When I listen to the audio produced by the released model, there is a similar problem, For details, please refer to the attachment identification
LJ050-0033_gen.zip
Is there any way to eliminate it, thank you!
Sorry for the late reply. Unfortunately, I have no clear idea to solve this problem. I wrote some comments:
- Recently I fixed PQMF problem. It may be affected to the quality.
- How about the increasing
stacks
to expand receptive field? - Is the breakpoint happened at the same position? (e.g, time or specific phoneme or etc...)
Thank you for your
-
new PQMF was not resolved this problem!,
-
Breakpoints appear randomly
-
increasing stacks i will try!
hi @kan-bayashi ! increasing stacks not resolved this problem! I suspect that the deconvolution kernel is responsible for this problem!
Thank you for sharing your experiments. In #216, @LLianJJun suggested the better config. It is worthwhile to try.
@kan-bayashi Thanks!I will try this!
I also find this issue in PWG using sing data, anybody soled this problem?
@zpcoftts! I try to change the size of convolution kernel, deepen the number of stack layers, modify the discriminant function, remove the weight normalize, etc., which can not solve this problem
@maozhiqiang Have you tried increasing "batch_max_steps"?
@LLianJJun ! Not yet, Does it affect the sound quality? My config is as follows
sample_rate=16000, batch_max_steps=8000
@maozhiqiang
I'm not sure.
however, I have a breakpoint in the continuous section of the voiced sound component.
so, the cause of the problem is suspected to be the receptive field or speech segment size.
I will share the results after the experiment.
@LLianJJun thanks!
I changed the receptive field by changing stacks=5
, But the problem remains
I also meet this issue, but it does not appear in pretrain model audios, only appears after dis net is introduced
@maozhiqiang I'm not sure. however, I have a breakpoint in the continuous section of the voiced sound component. so, the cause of the problem is suspected to be the receptive field or speech segment size. I will share the results after the experiment.
hi @LLianJJun. Have you solved this problem?
@maozhiqiang @LLianJJun @OnceJune @kan-bayashi @Alexey322 Hi all, have you solved this probelm well? This phenomenon also appears in my data set,I have tried the following methods, but none of them could solve this problem well.
- increase the frame_length and frame_shift setting for multi-resoultion stft loss
- employ big generators and big discriminators
- finetuned vocoder using force-align mel from Taco2 model Any suggestions for me? Many thanks.
@GuangChen2016 Hi, I'm now using hifigan with 200w+ steps' training, then finetune with gta, which has no breakpoint inside phoneme.
@OnceJune Thanks for your reply. Yeah, hifigan is much better and almost no breakpoint inside phoneme. However, it's much slower than melgan.
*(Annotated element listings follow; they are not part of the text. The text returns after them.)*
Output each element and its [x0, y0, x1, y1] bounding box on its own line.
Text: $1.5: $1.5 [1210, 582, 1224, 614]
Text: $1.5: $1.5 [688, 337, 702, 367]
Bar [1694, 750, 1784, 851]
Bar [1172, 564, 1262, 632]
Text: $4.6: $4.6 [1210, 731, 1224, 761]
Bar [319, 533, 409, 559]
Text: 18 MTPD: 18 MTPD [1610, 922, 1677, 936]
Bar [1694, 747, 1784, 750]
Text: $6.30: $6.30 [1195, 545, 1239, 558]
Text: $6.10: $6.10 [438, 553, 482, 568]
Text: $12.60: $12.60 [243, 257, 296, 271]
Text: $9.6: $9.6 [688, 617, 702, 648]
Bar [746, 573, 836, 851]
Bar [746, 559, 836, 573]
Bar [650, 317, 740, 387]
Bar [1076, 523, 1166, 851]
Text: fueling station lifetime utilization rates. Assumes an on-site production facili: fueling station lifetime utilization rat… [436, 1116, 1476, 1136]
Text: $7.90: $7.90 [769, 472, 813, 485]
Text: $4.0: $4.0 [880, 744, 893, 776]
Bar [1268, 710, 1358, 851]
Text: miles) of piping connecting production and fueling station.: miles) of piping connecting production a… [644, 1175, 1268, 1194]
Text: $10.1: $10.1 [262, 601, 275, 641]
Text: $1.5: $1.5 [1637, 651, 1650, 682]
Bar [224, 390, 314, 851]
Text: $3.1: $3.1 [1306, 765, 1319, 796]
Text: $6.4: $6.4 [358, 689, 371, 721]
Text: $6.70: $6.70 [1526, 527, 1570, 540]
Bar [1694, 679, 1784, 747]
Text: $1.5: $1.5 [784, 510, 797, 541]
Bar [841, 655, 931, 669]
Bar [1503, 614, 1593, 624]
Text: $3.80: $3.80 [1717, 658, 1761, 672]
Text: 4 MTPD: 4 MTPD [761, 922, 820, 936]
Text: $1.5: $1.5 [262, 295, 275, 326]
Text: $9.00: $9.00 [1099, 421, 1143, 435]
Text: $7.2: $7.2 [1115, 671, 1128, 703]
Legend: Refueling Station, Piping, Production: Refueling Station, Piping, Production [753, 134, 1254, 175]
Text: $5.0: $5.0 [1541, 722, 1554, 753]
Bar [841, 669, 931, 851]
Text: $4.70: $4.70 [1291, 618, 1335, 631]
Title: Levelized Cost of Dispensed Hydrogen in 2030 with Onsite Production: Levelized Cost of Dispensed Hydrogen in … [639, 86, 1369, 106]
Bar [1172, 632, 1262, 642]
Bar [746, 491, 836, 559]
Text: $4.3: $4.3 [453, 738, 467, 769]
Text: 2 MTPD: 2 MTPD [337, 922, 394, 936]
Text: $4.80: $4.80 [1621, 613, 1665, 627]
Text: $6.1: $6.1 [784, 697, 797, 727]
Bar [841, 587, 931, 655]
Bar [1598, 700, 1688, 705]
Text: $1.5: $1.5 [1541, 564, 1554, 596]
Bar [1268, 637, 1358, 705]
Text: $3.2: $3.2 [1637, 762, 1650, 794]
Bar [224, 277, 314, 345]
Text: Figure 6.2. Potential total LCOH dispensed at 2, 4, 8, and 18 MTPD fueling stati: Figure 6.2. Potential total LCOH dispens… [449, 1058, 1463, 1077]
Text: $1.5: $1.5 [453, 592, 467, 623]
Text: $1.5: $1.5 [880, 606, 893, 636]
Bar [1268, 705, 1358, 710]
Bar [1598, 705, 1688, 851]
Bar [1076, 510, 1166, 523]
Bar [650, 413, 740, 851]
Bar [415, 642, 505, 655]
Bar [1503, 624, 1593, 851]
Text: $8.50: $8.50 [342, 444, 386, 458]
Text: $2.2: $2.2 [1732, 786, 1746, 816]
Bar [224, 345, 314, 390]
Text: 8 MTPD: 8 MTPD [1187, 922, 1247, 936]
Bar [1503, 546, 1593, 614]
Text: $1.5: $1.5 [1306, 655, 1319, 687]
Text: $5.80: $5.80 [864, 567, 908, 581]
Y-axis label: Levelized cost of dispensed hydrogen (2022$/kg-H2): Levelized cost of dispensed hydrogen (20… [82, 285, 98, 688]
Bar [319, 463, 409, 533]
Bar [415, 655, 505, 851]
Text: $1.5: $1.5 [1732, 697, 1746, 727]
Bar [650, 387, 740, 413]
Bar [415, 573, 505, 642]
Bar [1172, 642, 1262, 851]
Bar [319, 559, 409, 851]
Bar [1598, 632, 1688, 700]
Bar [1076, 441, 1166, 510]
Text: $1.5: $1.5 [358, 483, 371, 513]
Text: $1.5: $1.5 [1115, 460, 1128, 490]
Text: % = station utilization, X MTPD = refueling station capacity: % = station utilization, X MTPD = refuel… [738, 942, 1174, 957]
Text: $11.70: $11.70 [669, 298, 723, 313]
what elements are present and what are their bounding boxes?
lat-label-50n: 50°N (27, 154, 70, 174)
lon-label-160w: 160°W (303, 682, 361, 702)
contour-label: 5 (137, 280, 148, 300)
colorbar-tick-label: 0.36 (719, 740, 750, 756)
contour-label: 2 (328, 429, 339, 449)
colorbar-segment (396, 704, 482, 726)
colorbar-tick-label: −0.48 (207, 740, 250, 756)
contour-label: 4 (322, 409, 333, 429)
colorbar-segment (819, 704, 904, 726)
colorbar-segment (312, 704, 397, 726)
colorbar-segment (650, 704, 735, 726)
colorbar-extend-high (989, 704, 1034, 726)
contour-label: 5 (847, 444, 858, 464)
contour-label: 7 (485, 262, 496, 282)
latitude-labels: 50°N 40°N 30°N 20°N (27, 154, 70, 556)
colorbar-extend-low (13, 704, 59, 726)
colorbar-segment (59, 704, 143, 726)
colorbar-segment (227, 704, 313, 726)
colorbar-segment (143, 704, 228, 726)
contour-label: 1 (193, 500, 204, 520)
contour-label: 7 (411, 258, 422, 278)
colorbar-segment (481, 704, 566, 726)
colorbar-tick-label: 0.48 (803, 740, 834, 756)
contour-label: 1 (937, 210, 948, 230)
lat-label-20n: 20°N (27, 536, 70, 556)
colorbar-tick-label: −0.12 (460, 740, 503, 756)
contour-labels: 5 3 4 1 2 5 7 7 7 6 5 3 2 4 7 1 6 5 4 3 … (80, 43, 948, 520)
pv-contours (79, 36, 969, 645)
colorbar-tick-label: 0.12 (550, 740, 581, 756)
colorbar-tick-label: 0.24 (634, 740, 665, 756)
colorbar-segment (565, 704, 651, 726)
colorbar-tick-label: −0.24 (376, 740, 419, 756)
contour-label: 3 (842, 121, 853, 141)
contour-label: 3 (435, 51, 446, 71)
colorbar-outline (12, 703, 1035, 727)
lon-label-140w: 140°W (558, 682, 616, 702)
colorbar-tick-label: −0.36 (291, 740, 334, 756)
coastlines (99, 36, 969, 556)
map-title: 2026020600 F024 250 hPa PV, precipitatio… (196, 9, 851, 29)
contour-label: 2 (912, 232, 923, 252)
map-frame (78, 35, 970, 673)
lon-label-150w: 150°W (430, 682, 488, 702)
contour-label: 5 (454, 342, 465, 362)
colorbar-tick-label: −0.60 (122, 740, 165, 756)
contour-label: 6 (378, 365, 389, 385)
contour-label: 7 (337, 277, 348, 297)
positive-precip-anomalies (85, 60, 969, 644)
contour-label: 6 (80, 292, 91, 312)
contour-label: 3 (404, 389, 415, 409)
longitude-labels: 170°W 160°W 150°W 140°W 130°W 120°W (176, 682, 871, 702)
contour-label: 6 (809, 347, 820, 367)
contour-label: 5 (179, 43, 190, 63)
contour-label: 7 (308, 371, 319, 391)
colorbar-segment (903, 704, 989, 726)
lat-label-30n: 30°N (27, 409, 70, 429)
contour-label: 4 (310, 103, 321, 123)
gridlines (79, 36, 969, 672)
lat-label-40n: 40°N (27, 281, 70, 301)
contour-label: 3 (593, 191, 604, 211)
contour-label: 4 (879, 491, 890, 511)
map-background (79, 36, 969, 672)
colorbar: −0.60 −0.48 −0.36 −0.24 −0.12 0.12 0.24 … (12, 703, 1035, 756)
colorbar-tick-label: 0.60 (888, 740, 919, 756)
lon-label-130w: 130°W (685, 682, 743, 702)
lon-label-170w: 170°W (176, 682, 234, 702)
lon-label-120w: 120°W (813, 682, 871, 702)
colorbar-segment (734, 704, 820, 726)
What's your configs like for hifigan? Such as upsample_scales for genrator and hopsize. And which training script did you use? Did you use the config_v1.json and training scripts here or modify anythings? Thanks again.
@GuangChen2016 hifigan v1 has good audio quality, and it is large and slow. I used v2, with hop size 256, and the infer speed is good to me. You can also make hifigan multiband.
@OnceJune Yeah, hifigan v1 has good audio quality and no no breakpoint, but when I moved to hifigan v2, the breakpoint appears sometimes. Which repo do you use to train your hifigan v2 models? This repo or the official one? By the way, did you modify or add additional loss to improve the results for hifigan v2?
@GuangChen2016 The official one, I didn't modify any layers or add any loss.
@OnceJune Thanks you very much, I also used the official one. Could you send me some samples of hifigan v2?
@GuangChen2016 Sorry, I'm using a commercial dataset. How many steps did you train with hifigan? hifigan might need 150w+ steps to get a stable quality.
@OnceJune Many thanks. I have trained the model for 200W steps but I haven't finetuned with gta for hifigan v2 now. Or could you describle the quality compared with LPCNet and Melgan-stft? also the robustness.